Viral hepatitides can be associated with all the patterns of necrosis described earlier, with mild cases showing apoptosis, spotty necrosis, and mild piecemeal necrosis, and more severe cases showing centrilobular, bridging, and confluent necrosis. Features unique to the cause may be present, such as ground‐glass cytoplasmic change with hepatitis B and viral cytopathic changes with herpes simplex virus, cytomegalovirus, and adenovirus. The type and extent of necrosis is also variable in autoimmune hepatitis; in typical untreated chronic autoimmune hepatitis there is prominent IH with many plasma cells.4

Ischemic liver injury causes centrilobular necrosis (CLN; often called “centrilobular dropout”) in mild or early cases, and confluent necrosis in more severe cases. CLN can also be seen with severe venous outflow impairment, resulting from stasis and ischemic injury; in these cases, other findings of venous outflow impairment are present, such as sinusoidal dilatation, congestion, and hemorrhage.

Drug‐induced liver injury may vary morphologically, depending on the inciting drug, with patterns of injury including bland cholestasis, cholestatic hepatitis, inflammatory hepatitis, granulomatous hepatitis, steatosis/steatohepatitis, and zonal or confluent necrosis.5 Acetaminophen is a drug well‐known for necrosis in the liver, with the extent of necrosis ranging from centrilobular to massive necrosis, the latter requiring liver transplantation. Other common drugs associated with necrosis include isoniazid, ketoconazole, nitrofurantoin, methyldopa, and fluoroquinolones.

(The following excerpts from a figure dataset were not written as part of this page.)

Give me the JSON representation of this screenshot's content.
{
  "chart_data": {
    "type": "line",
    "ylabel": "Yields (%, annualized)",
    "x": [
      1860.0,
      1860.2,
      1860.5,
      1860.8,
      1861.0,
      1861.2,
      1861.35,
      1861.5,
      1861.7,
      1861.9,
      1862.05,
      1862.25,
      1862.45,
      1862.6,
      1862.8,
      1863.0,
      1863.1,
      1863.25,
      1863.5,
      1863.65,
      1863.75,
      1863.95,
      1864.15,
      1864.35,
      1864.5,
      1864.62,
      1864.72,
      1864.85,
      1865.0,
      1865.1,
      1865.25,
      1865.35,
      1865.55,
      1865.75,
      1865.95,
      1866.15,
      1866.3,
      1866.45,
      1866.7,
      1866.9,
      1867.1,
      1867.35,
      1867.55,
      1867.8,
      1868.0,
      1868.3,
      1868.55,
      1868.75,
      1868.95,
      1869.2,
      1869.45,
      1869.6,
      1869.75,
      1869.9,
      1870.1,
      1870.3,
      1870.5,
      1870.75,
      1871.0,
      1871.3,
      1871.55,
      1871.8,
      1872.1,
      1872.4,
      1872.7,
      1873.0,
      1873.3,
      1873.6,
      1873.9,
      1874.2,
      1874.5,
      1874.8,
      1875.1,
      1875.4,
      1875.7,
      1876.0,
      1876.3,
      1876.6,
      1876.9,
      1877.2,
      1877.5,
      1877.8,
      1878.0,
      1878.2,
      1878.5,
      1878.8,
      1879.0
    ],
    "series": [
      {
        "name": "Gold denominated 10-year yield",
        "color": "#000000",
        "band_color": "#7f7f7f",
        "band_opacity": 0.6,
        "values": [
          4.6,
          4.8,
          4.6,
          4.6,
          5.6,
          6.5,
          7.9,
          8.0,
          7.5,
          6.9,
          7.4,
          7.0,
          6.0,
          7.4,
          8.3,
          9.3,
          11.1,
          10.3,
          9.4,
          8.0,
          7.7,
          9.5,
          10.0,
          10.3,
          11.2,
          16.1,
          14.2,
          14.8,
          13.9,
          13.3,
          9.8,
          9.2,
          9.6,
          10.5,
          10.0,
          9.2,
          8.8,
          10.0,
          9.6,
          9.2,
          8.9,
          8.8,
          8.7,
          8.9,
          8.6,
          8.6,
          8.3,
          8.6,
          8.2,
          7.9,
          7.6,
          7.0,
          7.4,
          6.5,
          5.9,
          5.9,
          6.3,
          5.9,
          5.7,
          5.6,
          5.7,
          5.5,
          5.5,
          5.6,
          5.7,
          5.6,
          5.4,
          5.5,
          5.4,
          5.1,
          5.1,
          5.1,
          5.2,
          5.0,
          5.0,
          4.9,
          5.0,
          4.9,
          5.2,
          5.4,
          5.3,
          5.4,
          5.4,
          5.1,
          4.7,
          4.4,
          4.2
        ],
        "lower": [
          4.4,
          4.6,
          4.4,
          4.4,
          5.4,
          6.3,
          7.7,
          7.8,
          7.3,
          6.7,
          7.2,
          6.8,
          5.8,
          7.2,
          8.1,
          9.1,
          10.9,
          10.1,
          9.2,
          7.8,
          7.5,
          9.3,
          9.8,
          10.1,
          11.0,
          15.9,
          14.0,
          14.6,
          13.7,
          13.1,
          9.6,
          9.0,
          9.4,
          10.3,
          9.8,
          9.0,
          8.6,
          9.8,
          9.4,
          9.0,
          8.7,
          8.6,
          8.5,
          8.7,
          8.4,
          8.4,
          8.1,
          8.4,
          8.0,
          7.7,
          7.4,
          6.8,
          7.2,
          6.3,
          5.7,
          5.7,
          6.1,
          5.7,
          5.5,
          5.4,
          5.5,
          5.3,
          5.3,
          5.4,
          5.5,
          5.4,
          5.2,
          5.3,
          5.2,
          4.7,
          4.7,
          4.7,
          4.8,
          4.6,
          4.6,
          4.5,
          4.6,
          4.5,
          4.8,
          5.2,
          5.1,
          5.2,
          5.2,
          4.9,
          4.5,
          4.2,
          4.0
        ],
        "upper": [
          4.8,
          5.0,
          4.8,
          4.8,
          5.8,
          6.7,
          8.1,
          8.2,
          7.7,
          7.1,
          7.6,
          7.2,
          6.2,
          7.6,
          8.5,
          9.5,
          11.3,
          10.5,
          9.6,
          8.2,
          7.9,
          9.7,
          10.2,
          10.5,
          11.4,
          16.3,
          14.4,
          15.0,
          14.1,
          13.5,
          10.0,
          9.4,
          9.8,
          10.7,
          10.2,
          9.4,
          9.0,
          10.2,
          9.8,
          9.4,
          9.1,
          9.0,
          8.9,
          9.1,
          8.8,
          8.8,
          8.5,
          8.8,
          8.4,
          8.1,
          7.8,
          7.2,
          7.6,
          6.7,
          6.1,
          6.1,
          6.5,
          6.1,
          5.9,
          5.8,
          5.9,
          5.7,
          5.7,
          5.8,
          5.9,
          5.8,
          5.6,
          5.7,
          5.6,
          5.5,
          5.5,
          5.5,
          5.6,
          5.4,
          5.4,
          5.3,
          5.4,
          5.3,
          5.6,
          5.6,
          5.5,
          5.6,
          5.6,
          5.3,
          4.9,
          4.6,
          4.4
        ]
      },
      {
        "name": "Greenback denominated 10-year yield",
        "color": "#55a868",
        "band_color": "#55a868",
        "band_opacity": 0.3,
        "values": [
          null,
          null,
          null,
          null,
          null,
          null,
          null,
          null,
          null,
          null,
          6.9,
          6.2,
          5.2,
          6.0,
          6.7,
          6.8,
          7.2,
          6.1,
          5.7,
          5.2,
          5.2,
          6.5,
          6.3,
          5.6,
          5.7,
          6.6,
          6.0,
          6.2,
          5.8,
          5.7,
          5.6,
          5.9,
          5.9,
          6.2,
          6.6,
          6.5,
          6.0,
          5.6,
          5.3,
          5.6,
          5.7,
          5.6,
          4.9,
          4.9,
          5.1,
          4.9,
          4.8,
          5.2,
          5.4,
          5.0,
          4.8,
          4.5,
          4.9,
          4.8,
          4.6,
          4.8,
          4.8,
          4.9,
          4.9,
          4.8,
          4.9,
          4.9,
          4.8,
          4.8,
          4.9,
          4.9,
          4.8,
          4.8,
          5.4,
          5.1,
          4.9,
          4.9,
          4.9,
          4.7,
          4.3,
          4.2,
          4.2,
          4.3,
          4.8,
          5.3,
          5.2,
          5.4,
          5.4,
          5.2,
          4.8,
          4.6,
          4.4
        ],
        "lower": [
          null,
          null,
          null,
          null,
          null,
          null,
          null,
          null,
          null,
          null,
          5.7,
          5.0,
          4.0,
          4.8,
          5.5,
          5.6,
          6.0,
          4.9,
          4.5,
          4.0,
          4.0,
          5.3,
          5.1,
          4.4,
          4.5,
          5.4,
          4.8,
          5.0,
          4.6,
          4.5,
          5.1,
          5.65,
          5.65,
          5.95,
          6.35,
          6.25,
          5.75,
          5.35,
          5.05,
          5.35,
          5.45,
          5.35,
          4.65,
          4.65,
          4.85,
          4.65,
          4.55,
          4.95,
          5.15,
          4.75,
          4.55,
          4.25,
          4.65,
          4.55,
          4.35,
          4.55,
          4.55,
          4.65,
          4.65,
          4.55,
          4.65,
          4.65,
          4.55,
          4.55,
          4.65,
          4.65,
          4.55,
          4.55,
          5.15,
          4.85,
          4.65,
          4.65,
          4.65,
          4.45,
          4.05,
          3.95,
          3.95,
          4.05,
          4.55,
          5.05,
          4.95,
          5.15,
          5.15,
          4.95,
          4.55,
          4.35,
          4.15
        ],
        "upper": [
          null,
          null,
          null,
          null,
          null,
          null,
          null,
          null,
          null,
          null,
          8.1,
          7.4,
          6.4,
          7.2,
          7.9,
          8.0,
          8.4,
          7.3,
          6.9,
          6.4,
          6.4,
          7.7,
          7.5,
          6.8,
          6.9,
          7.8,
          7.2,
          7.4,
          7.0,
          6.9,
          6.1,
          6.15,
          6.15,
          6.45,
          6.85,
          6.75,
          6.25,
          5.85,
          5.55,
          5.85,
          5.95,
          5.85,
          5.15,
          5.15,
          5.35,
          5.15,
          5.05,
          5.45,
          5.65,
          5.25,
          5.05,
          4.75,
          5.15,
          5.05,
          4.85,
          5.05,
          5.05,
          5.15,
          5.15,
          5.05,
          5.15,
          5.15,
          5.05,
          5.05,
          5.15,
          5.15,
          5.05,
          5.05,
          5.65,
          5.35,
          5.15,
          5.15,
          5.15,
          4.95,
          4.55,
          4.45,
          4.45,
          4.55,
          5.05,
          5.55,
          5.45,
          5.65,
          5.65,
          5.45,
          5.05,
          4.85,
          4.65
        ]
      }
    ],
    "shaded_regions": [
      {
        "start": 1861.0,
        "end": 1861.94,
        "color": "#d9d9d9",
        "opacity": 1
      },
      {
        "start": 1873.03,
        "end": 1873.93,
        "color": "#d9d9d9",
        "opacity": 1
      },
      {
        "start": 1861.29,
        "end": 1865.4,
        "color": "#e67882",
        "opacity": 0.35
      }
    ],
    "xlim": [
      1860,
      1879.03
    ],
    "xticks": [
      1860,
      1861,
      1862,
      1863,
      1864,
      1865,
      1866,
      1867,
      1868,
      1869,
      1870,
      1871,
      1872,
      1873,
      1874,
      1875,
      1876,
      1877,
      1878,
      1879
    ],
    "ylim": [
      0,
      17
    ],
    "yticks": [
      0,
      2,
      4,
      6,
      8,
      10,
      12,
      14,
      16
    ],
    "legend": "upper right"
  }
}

After transplantation, necrosis in the allograft may result from preservation/reperfusion injury, acute nonfunction, rejection, ischemia, and hepatitis, with the extent and pattern of necrosis depending on the severity of the underlying cause.

In summary, necrosis in a liver specimen is an indicator of acute or ongoing injury. The pattern and extent of necrosis is often helpful toward determining or confirming the underlying cause and severity of liver injury.

Potential conflict of interest: Nothing to report.